A poucos meses dos Jogos de Londres, em 1948, Coachman começou a sentir fortes dores nas costas, causadas por uma torção no útero. Fez uma cirurgia e embarcou para o Reino Unido. A primeira atleta da equipe americana a entrar para a história foi Audrey Patterson. No dia 6 de agosto, ela disputou os 200 metros rasos e acabou em terceiro lugar. Tornou-se, assim, a primeira mulher negra a conquistar uma medalha olímpica.


No dia seguinte, um sábado, veio a final do salto em altura. A recordista mundial da prova, a holandesa Fanny Blankers Koen, preferiu competir apenas nas corridas e deixou o caminho aberto para as rivais. Das 19 inscritas, 17 já estavam eliminadas quando a barra chegou a 1,64 metro de altura, deixando Coachman sozinha para disputar o ouro com Dorothy Tyler, uma atleta da casa empurrada por 82 mil torcedores no estádio de Wembley.
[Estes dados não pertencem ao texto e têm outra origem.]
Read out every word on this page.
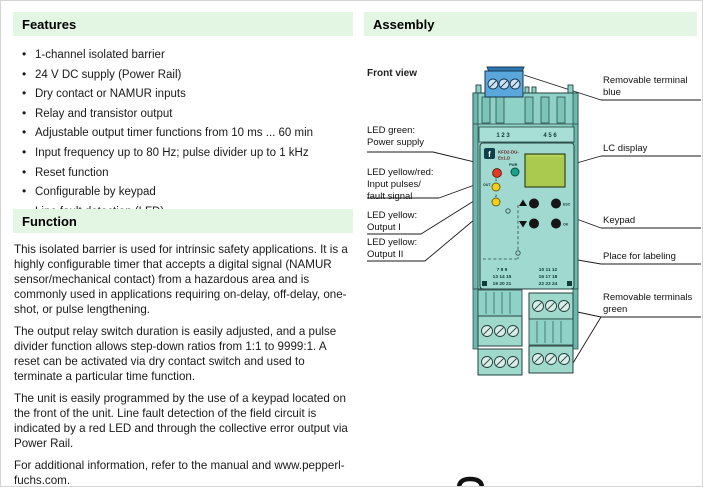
Features
• 1-channel isolated barrier
• 24 V DC supply (Power Rail)
• Dry contact or NAMUR inputs
• Relay and transistor output
• Adjustable output timer functions from 10 ms ... 60 min
• Input frequency up to 80 Hz; pulse divider up to 1 kHz
• Reset function
• Configurable by keypad
•
Function

This isolated barrier is used for intrinsic safety applications. It is a highly configurable timer that accepts a digital signal (NAMUR sensor/mechanical contact) from a hazardous area and is commonly used in applications requiring on-delay, off-delay, one-shot, or pulse lengthening.

The output relay switch duration is easily adjusted, and a pulse divider function allows step-down ratios from 1:1 to 9999:1. A reset can be activated via dry contact switch and used to terminate a particular time function.

The unit is easily programmed by the use of a keypad located on the front of the unit. Line fault detection of the field circuit is indicated by a red LED and through the collective error output via Power Rail.

For additional information, refer to the manual and www.pepperl-fuchs.com.

Assembly
Front view
LED green:
Power supply
LED yellow/red:
Input pulses/
fault signal
LED yellow:
Output I
LED yellow:
Output II
Removable terminal
blue
LC display
Keypad
Place for labeling
Removable terminals
green
1 2 3	4 5 6
f KFD2-DU-
Ex1.D
PWR
OUT
1
2
ESC
OK
7 8 9
13 14 15
19 20 21
10 11 12
16 17 18
22 23 24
Ambas saltaram 1,68 metro, um novo recorde olímpico, mas Coachman levou o ouro por ter errado um salto a menos que a britânica.


De volta para casa, Coachman anunciou sua aposentadoria das pistas e abraçou a fama temporária. Além das homenagens, recebeu um convite da Coca-Cola para posar em outdoors, de garrafinha na mão, ao lado de Jesse Owens, uma lenda do atletismo. Foram os primeiros afro-americanos a fazer publicidade para a marca. Formou-se em economia caseira, mas passou a maior parte da vida dando aulas de atletismo. Viveu para ver as Olimpíadas de 1996, em Atlanta, quando foi novamente homenageada. Morreu em 2014, aos 90 anos, na mesma cidade onde nasceu.